On the plus side, writing this all out has actually removed my about-to-cut status. I’m going to pee and then go to bed. I’m already in my jammies and have brushed & flossed my teeth. What more is there to life? I will certainly meditate again tonight.

**UPDATE** It’s the next day now. I just talked with my mom about it a tiny bit, because she was on the phone when it happened. She didn’t take my uncle’s reaction that seriously. She knows him better than me (they did grow up together). Most people just shrug it off. She thinks it’s possible that he freaked out because I broke his concentration when I grabbed the phone to multi-task. He’d been in the middle of talking about the upcoming menu. [At the same time, I also just learned that my brother *didn’t* know about dinner being Friday and would have changed his plane tickets had he known, and his girlfriend would have been able to come too. So he’s annoyed now. But is literally just getting onto his plane right now (and he only just now found out about the Friday dinner).] But yeah, I do feel guilty now, for having freaked out my uncle who is very ADHD and maybe did panic a little because I broke his train of thought. It’s possible. Ah well, such is life. Can’t win every day.

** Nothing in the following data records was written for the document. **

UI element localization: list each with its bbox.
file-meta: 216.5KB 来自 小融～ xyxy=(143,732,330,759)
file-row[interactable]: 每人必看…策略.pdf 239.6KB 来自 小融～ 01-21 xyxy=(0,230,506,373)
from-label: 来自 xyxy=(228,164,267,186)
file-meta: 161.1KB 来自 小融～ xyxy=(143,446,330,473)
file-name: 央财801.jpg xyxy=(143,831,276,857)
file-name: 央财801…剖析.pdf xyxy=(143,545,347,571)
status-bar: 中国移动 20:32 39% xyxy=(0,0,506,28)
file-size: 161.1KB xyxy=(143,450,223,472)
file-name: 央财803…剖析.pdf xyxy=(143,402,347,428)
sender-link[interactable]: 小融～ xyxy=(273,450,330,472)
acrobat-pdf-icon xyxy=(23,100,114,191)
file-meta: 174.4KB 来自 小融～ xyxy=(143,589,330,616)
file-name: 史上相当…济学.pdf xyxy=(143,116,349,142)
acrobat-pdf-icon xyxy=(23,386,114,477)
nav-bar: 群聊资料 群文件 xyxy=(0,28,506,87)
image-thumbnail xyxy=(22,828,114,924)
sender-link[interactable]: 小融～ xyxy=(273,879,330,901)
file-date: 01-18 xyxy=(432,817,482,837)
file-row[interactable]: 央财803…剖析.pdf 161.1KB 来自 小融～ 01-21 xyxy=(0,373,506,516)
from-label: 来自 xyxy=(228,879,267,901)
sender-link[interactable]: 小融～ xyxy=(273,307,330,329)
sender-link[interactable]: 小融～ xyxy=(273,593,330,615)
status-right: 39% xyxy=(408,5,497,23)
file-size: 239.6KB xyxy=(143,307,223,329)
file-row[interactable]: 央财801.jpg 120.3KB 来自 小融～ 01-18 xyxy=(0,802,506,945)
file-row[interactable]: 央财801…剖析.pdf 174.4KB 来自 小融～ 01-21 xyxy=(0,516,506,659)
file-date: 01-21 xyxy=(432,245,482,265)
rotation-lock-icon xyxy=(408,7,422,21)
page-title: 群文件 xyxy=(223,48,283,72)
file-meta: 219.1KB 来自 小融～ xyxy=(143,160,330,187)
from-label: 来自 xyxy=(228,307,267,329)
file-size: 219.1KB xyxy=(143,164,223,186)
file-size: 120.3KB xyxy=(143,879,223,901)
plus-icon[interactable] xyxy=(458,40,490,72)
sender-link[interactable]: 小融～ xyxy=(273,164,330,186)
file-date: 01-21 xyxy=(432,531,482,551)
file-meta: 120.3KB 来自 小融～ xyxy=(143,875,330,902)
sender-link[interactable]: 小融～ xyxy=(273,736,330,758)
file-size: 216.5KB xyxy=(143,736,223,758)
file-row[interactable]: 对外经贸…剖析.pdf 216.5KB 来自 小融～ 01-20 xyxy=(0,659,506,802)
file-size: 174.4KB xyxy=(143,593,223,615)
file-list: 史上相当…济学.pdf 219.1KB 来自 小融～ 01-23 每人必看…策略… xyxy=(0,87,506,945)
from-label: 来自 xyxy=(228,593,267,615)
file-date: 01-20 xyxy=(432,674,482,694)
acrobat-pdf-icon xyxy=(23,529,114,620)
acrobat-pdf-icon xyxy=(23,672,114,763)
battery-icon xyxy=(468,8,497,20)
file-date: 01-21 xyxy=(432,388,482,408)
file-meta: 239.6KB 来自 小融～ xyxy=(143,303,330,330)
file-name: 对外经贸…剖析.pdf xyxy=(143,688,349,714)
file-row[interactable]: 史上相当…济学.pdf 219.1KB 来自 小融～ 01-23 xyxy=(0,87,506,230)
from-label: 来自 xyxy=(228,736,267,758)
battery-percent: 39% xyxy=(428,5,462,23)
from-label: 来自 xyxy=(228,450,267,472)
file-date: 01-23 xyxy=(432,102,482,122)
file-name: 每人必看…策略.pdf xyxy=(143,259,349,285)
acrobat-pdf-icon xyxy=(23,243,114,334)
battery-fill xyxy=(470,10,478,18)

**UPDATE x2** I am sort of wondering, now, seeing this written out, if some of the desire to cut came from my feeling the loss of control over my own actions (where I wasn’t allowed to move or anything for a moment there). It isn’t just self-hatred — I KNOW that because I feel self-hatred over loads of different things and it doesn’t bring up the urge to self-harm. I’m going to keep my eye on this theory in the future.